Board of Trustees
2004 Board Election
Candidates
Organization member candidate: Stephen Squires
Personal Statement
The Internet has become
a global phenomenon but the Internet Society is not
the first organization that most people think of as a critical Internet
resource. The society has not yet made the transition from an organization
that serves mainly the technical community and early adopters to an
organization that is capable of scaling to serve all the people who use
the
Internet or aspire to use it and those beyond the digital divide who may
not
even be aware of it. The Internet Society needs to transform into an
organization for all the People of Cyber Space and provide effective ways
to
engage progressively wider diversities of people in the process of
continuing advance of the frontier while reducing the digital divide.
Achieving the goal
of having the Internet Society recognized everywhere is
to have an educational mission focused on reducing barriers to learn about
and access the Internet. Organizations throughout the global Internet
community need to reach out to their local communities and leverage the
resources to educate and enable access for future generations. Reducing
the
digital divide should be viewed as an Internet Society Community Service
critical to bringing the power of IT to all the People.
Cyber Security has
become an international issue. The Internet has grown faster then the
ability to effectively resolve the security issues as evidenced by the
geometric growth of the "CERT Curves" (the continued increase
in vulnerabilities and incidents). This is a threat to the continued development
and growth of the Internet itself. Cyber Security needs to be given a
high priority by Internet Society in all aspects of its mission.
Biography: Stephen
L Squires, PhD
Hewlett-Packard Company
Vice President
Chief Science Officer
Stephen L. Squires
is vice president and chief science officer for Hewlett-Packard Company.
He is responsible for providing leadership in establishing overall strategic
scientific and technical directions, including the architecture of the
digital renaissance for the 21st century Internet.
Prior to joining HP
in November 2000, Squires was the special assistant for Information Technology
to the director of the Defense Advanced Research Projects Agency (DARPA).
During his career at DARPA, he was responsible for advancing the frontier
of progressively larger sectors of information technology. He developed
plans for, managed, and directed the scalable systems parts of the DARPA
Strategic Computing Program, the Federal High Performance Computing and
Communications Program and its extension to the National Information Infrastructure.
These programs are recognized as having helped enable the modern Internet,
including its scalable parallel and distributed high-performance computing
systems and the introduction of an explicit service layer.
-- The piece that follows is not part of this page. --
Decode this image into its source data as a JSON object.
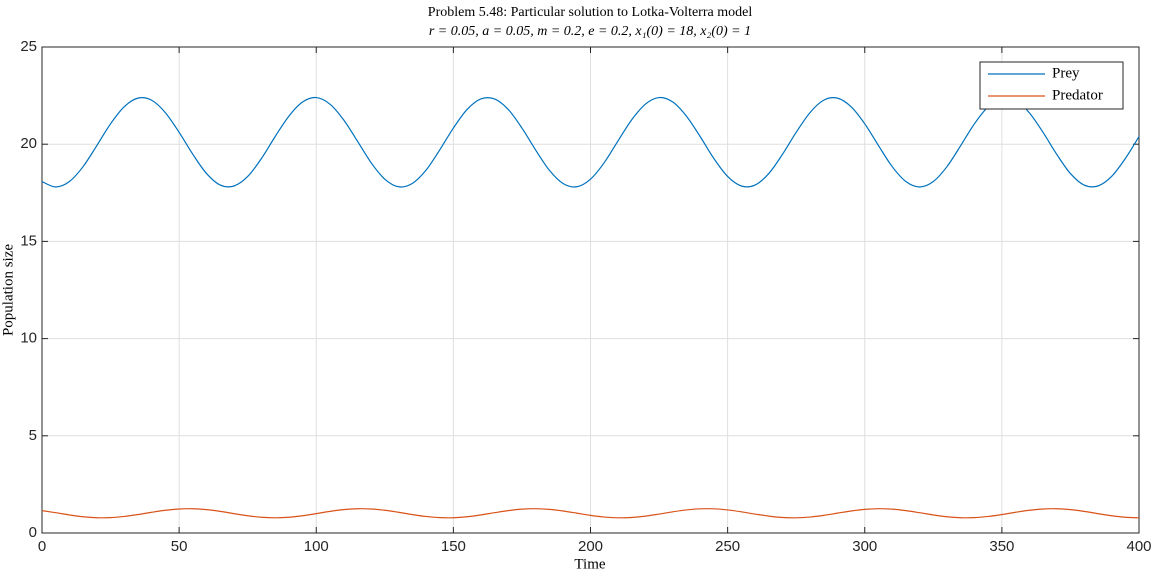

He joined DARPA
in 1983 as a program manager.
Squires was recruited
by the National Security Agency (NSA) as a freshman undergraduate electrical
engineering student at Drexel University. He worked as an engineering
intern in the advanced computing and communications laboratories of the
NSA. Throughout his career as an electrical engineer and computer scientist
at NSA, he focused on the most challenging national security problems
using advanced information technologies. In addition, he had early access
at NSA to the full range of advanced technologies as they emerged, including
many in cooperation with DARPA, such as early interactive time sharing
systems with graphics, UNIX, ARPAnet, extensible programming systems,
local area networks, the early Internet, personal computing, VLSI design,
rapid prototyping and the highest performance information system technologies.
Squires earned his
Ph.D. from Harvard University. He grew up in suburban Philadelphia where
he spent most of his time discovering how things worked and inventing
in his parents' garage and his own basement laboratory complete with a
vacuum tube voltmeter, signal generators, an oscilloscope and a collection
of transistors. He also had access to the laboratories of the Franklin
Institute Science Museum, universities and industry as vice president
of his high school's Future Scientists of America program.